On Wednesday, March 27, I attended the Wildfire Mitigation presentation put on by the Salmon Arm Fire Department with the City of Salmon Arm.

The presentation was highly informative and the speakers shared many valuable tools and tips to prepare for the upcoming fire season.

Beginning with a Secwépemc welcome from Neskonlith Elder Louis Thomas and an introduction from Mayor Alan Harrison, we heard from a number of local experts on various facets of wildfire mitigation, including topics like land jurisdiction, large incident response protocols, fire smarting and other fire prevention examples from local groups and businesses.

The presentation was also offered online and the recording (approximately 2 hours in length) will be available on the City of Salmon Arm’s website. It’s well worth your time to watch. I certainly learned a great deal and it will change the steps I take this spring to reduce the risk to my home and the homes of my neighbours in the event of a wildfire.

The City of Salmon Arm is 155 square kilometres. Of that, 7.5 belong to the city, 60 are Crown lands and the balance is private property, demonstrating that we have a shared responsibility in fire prevention.

The city’s fire department has four full time members and 80 paid on call volunteer members. Their main responsibility is structure fires within the city, but they work in close partnership with local First Nations, the CSRD Fire Services, Shuswap Emergency Program and BC Wildfire in the event of a major incident. We have four very well equipped and conveniently located fire halls as well as access to four structure protection units.

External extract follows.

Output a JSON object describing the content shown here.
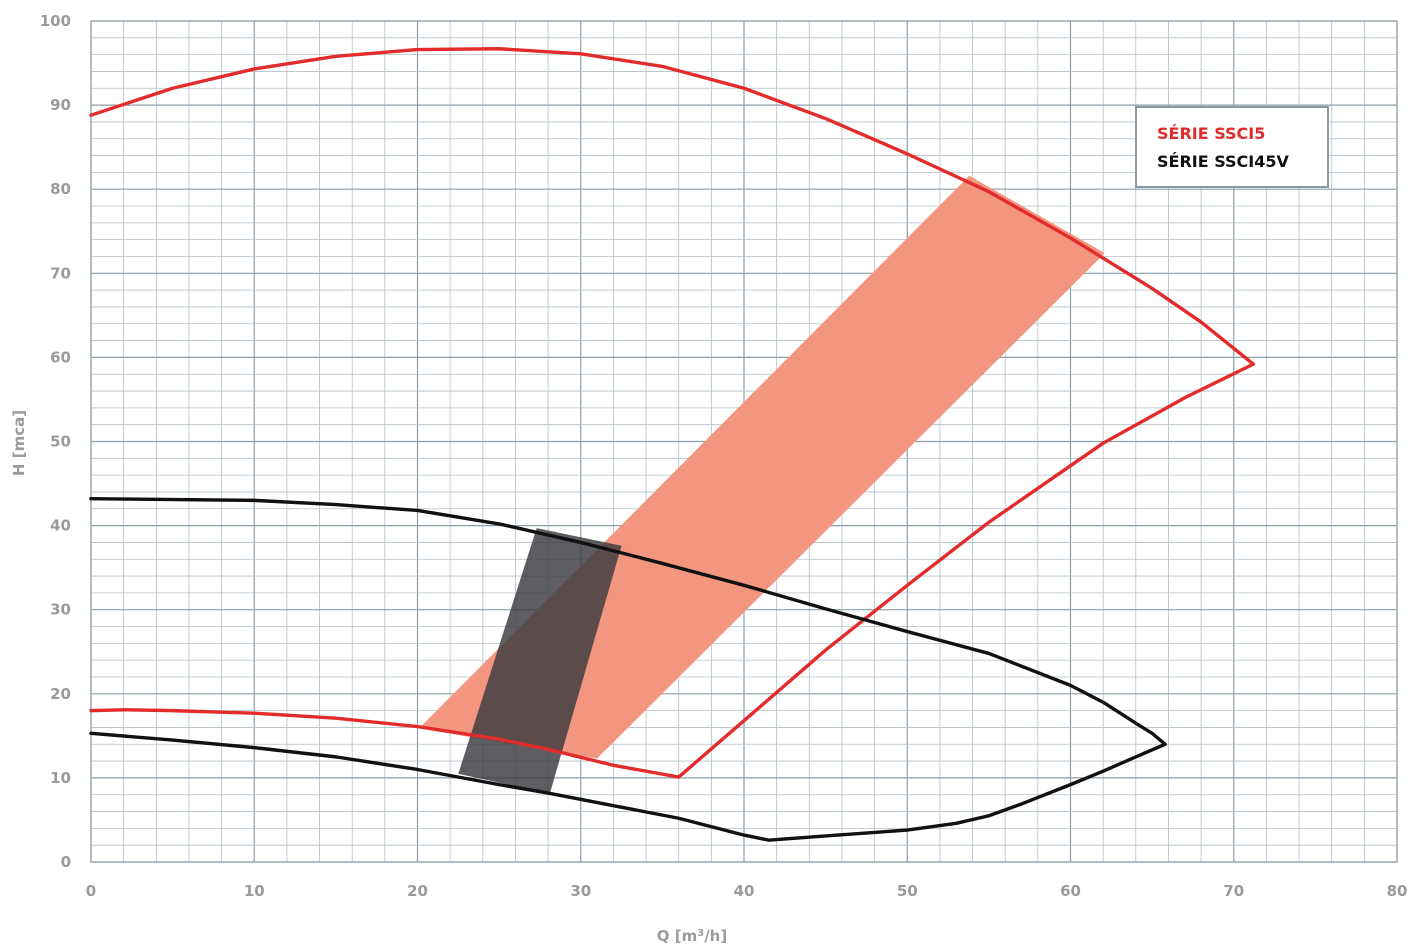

Wildfire is a reality of life in British Columbia. It’s a natural part of the ecosystem in which we live. That said, there are important steps to minimize the risk well before any fire breaks out. Adopting FireSmart principles is critical to reducing the potential impacts and by following simple, preventative steps, each of us can make a difference.

Presenters provided an overview of how to start the process from setting up a consultation with our Local FireSmart Representatives, to working with your neighbourhood to become a recognized FireSmart one as was successfully done in South Canoe. The key is to reduce the hazards to minimize the risk of ignition from debris and combustibles near your home including what and where you plant in your yard.

While we can’t control a storm or a lightening strike, we most certainly can take steps to minimize the risk of ignition from an ember. Fire needs three things to spread as was pointed out during the presentation: heat, oxygen and fuel. The more fuel can be removed to minimize ignition, the better and safer we all are.